EM algorithm for point-Gamma expression model
Table of Contents
Introduction
Assume a point-Gamma expression model for scRNA-seq observations at some gene \(j\) (Sarkar and Stephens 2020) \( \DeclareMathOperator\Pois{Poisson} \DeclareMathOperator\Bern{Bernoulli} \DeclareMathOperator\Gam{Gamma} \newcommand\const{\mathrm{const}} \newcommand\lnb{l_{\mathrm{NB}}} \newcommand\E[1]{\left\langle #1 \right\rangle} \)

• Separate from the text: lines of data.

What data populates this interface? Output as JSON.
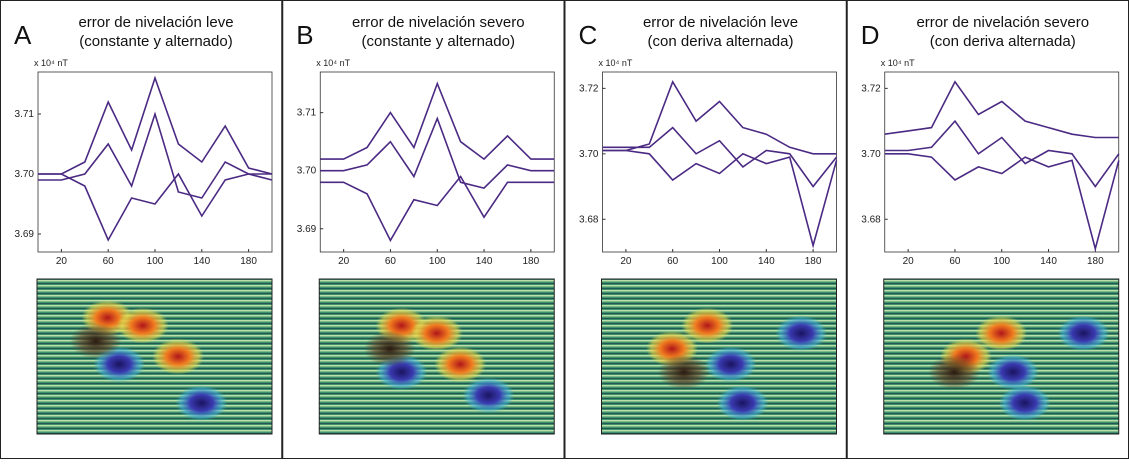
{
  "chart_data": [
    {
      "type": "line",
      "panel": "A",
      "title": [
        "error de nivelación leve",
        "(constante y alternado)"
      ],
      "y_label": "x 10⁴ nT",
      "x": [
        0,
        20,
        40,
        60,
        80,
        100,
        120,
        140,
        160,
        180,
        200
      ],
      "xlim": [
        0,
        200
      ],
      "xticks": [
        20,
        60,
        100,
        140,
        180
      ],
      "ylim": [
        3.687,
        3.717
      ],
      "yticks": [
        3.69,
        {
          "value": 3.7,
          "label": "3.70"
        },
        3.71
      ],
      "series": [
        {
          "color": "#4b2a83",
          "values": [
            3.7,
            3.7,
            3.702,
            3.712,
            3.704,
            3.716,
            3.705,
            3.702,
            3.708,
            3.701,
            3.7
          ]
        },
        {
          "color": "#4b2a83",
          "values": [
            3.7,
            3.7,
            3.698,
            3.689,
            3.696,
            3.695,
            3.7,
            3.693,
            3.699,
            3.7,
            3.7
          ]
        },
        {
          "color": "#4b2a83",
          "values": [
            3.699,
            3.699,
            3.7,
            3.705,
            3.698,
            3.71,
            3.697,
            3.696,
            3.702,
            3.7,
            3.699
          ]
        }
      ]
    },
    {
      "type": "line",
      "panel": "B",
      "title": [
        "error de nivelación severo",
        "(constante y alternado)"
      ],
      "y_label": "x 10⁴ nT",
      "x": [
        0,
        20,
        40,
        60,
        80,
        100,
        120,
        140,
        160,
        180,
        200
      ],
      "xlim": [
        0,
        200
      ],
      "xticks": [
        20,
        60,
        100,
        140,
        180
      ],
      "ylim": [
        3.686,
        3.717
      ],
      "yticks": [
        3.69,
        {
          "value": 3.7,
          "label": "3.70"
        },
        3.71
      ],
      "series": [
        {
          "color": "#4b2a83",
          "values": [
            3.702,
            3.702,
            3.704,
            3.71,
            3.704,
            3.715,
            3.705,
            3.702,
            3.706,
            3.702,
            3.702
          ]
        },
        {
          "color": "#4b2a83",
          "values": [
            3.698,
            3.698,
            3.696,
            3.688,
            3.695,
            3.694,
            3.699,
            3.692,
            3.698,
            3.698,
            3.698
          ]
        },
        {
          "color": "#4b2a83",
          "values": [
            3.7,
            3.7,
            3.701,
            3.705,
            3.699,
            3.709,
            3.698,
            3.697,
            3.701,
            3.7,
            3.7
          ]
        }
      ]
    },
    {
      "type": "line",
      "panel": "C",
      "title": [
        "error de nivelación leve",
        "(con deriva alternada)"
      ],
      "y_label": "x 10⁴ nT",
      "x": [
        0,
        20,
        40,
        60,
        80,
        100,
        120,
        140,
        160,
        180,
        200
      ],
      "xlim": [
        0,
        200
      ],
      "xticks": [
        20,
        60,
        100,
        140,
        180
      ],
      "ylim": [
        3.67,
        3.725
      ],
      "yticks": [
        3.68,
        {
          "value": 3.7,
          "label": "3.70"
        },
        3.72
      ],
      "series": [
        {
          "color": "#4b2a83",
          "values": [
            3.701,
            3.701,
            3.703,
            3.722,
            3.71,
            3.716,
            3.708,
            3.706,
            3.702,
            3.7,
            3.7
          ]
        },
        {
          "color": "#4b2a83",
          "values": [
            3.701,
            3.701,
            3.7,
            3.692,
            3.697,
            3.694,
            3.7,
            3.697,
            3.699,
            3.672,
            3.698
          ]
        },
        {
          "color": "#4b2a83",
          "values": [
            3.702,
            3.702,
            3.702,
            3.708,
            3.7,
            3.704,
            3.696,
            3.701,
            3.7,
            3.69,
            3.699
          ]
        }
      ]
    },
    {
      "type": "line",
      "panel": "D",
      "title": [
        "error de nivelación severo",
        "(con deriva alternada)"
      ],
      "y_label": "x 10⁴ nT",
      "x": [
        0,
        20,
        40,
        60,
        80,
        100,
        120,
        140,
        160,
        180,
        200
      ],
      "xlim": [
        0,
        200
      ],
      "xticks": [
        20,
        60,
        100,
        140,
        180
      ],
      "ylim": [
        3.67,
        3.725
      ],
      "yticks": [
        3.68,
        {
          "value": 3.7,
          "label": "3.70"
        },
        3.72
      ],
      "series": [
        {
          "color": "#4b2a83",
          "values": [
            3.706,
            3.707,
            3.708,
            3.722,
            3.712,
            3.716,
            3.71,
            3.708,
            3.706,
            3.705,
            3.705
          ]
        },
        {
          "color": "#4b2a83",
          "values": [
            3.7,
            3.7,
            3.699,
            3.692,
            3.696,
            3.694,
            3.699,
            3.696,
            3.698,
            3.671,
            3.698
          ]
        },
        {
          "color": "#4b2a83",
          "values": [
            3.701,
            3.701,
            3.702,
            3.71,
            3.7,
            3.705,
            3.697,
            3.701,
            3.7,
            3.69,
            3.7
          ]
        }
      ]
    }
  ]
}
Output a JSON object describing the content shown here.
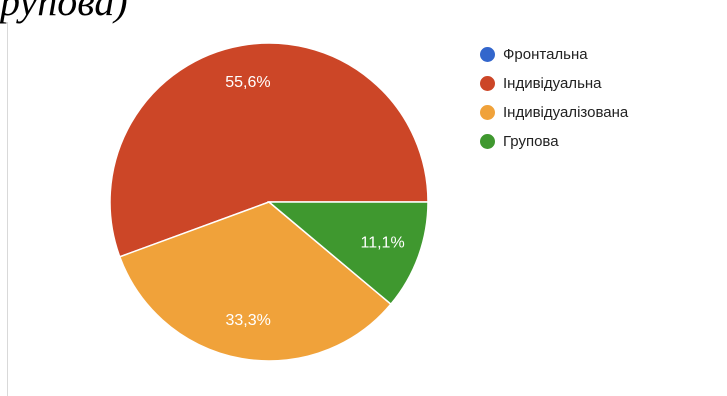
{
  "header_fragment": "рупова)",
  "chart_data": {
    "type": "pie",
    "title": "",
    "legend_position": "right",
    "slices": [
      {
        "label": "Фронтальна",
        "value": 0,
        "display": "",
        "color": "#3366cc"
      },
      {
        "label": "Індивідуальна",
        "value": 55.6,
        "display": "55,6%",
        "color": "#cc4627"
      },
      {
        "label": "Індивідуалізована",
        "value": 33.3,
        "display": "33,3%",
        "color": "#f0a23a"
      },
      {
        "label": "Групова",
        "value": 11.1,
        "display": "11,1%",
        "color": "#3f982f"
      }
    ]
  }
}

\begin{align} x_{i} \mid s_i, \lambda_{i} &\sim \Pois(s_i \lambda_{i})\\ \lambda_{i} \mid z_i = 1, a, b &\sim \Gam(a, b)\\ \lambda_{i} \mid z_i = 0 &= 0\\ z_i &\sim \Bern(p), \end{align}where the Gamma distribution is parameterized by shape and rate. Here, we derive an EM algorithm to maximize the marginal log likelihood with respect to \((a, b, p)\).
EM algorithm
If \(x_i = 0\), the log joint probability
\begin{multline} \ln p(x_i, \lambda_i, z_i \mid s_i, a, b, p) = (1 - z_i) \ln (1 - p)\\ + z_i \left(\ln p + x_i \ln (s_i \lambda_i) - s_i \lambda_i - \ln\Gamma(x + 1) + a \ln b + (a - 1) \ln \lambda_i - b \lambda_i - \ln \Gamma(a)\right). \end{multline}Otherwise,
\begin{equation} \ln p(x_i, \lambda_i, z_i \mid s_i, a, b, p) = x_i \ln (s_i \lambda_i) - s_i \lambda_i - \ln\Gamma(x + 1) + a \ln b + (a - 1) \ln \lambda_i - b \lambda_i - \ln \Gamma(a). \end{equation}The posteriors
\begin{align} q(z_i \mid x_i = 0) \triangleq \ln p(z_i \mid x_i = 0, \cdot) &= (1 - z_i) \ln (1 - p) + z_i \ln (p \exp(\lnb)) + \const\\ &= \Bern\left(\frac{p \exp(\lnb)}{1 - p + p \exp(\lnb)}\right)\\ q(z_i \mid x_i > 0) &= \Bern(1)\\ q(\lambda_i \mid z_i = 1) \triangleq \ln p(\lambda_i \mid z_i = 1, \cdot) &= x_i \ln (s_i \lambda_i) - s_i \lambda_i + (a - 1) \ln \lambda_i - b \lambda_i + \const\\ &= \Gam(a + x_i, b + s_i), \end{align}where \(\lnb\) denotes the negative binomial log likelihood (given \(a, b\)). The expected log joint with respect to \(q\)
\begin{multline} h \triangleq \E{\ln p(x_i, \lambda_i, z_i \mid s_i, a, b, p)} = \sum_i \left[\E{1 - z_i} \ln (1 - p)\right.\\ + \left.\E{z_i} \left(\ln p + x_i \ln s_i + x_i \E{\ln \lambda_i} - s_i \E{\lambda_i} + a \ln b + (a - 1) \E{\ln \lambda_i} - b \E{\lambda_i} - \ln \Gamma(a)\right)\right], \end{multline}yielding M step updates
\begin{align} \frac{\partial h}{\partial p} &= \sum_i -\frac{\E{1 - z_i}}{1 - p} + \frac{\E{z_i}}{p}\\ \ln\left(\frac{p}{1 - p}\right) &:= \ln\left(\frac{\sum_i \E{z_i}}{\sum_i \E{1 - z_i}}\right)\\ \frac{\partial h}{\partial b} &= \sum_i \E{z_i}\left(\frac{a}{b} - \E{\lambda_i}\right)\\ b &:= a \frac{\sum_i \E{z_i}}{\sum_i \E{z_i} \E{\lambda_i}}\\ \frac{\partial h}{\partial a} &= \sum_i \E{z_i} (\ln b + \E{\ln \lambda_i} - \psi(a))\\ \frac{\partial^2 h}{\partial a^2} &= -\sum_i \E{z_i} \psi^{(1)}(a), \end{align}where \(\psi\) denotes the digamma function, \(\psi^{(1)}\) denotes the trigamma function, and the log likelihood is improved by making a Newton-Raphson update to \(a\).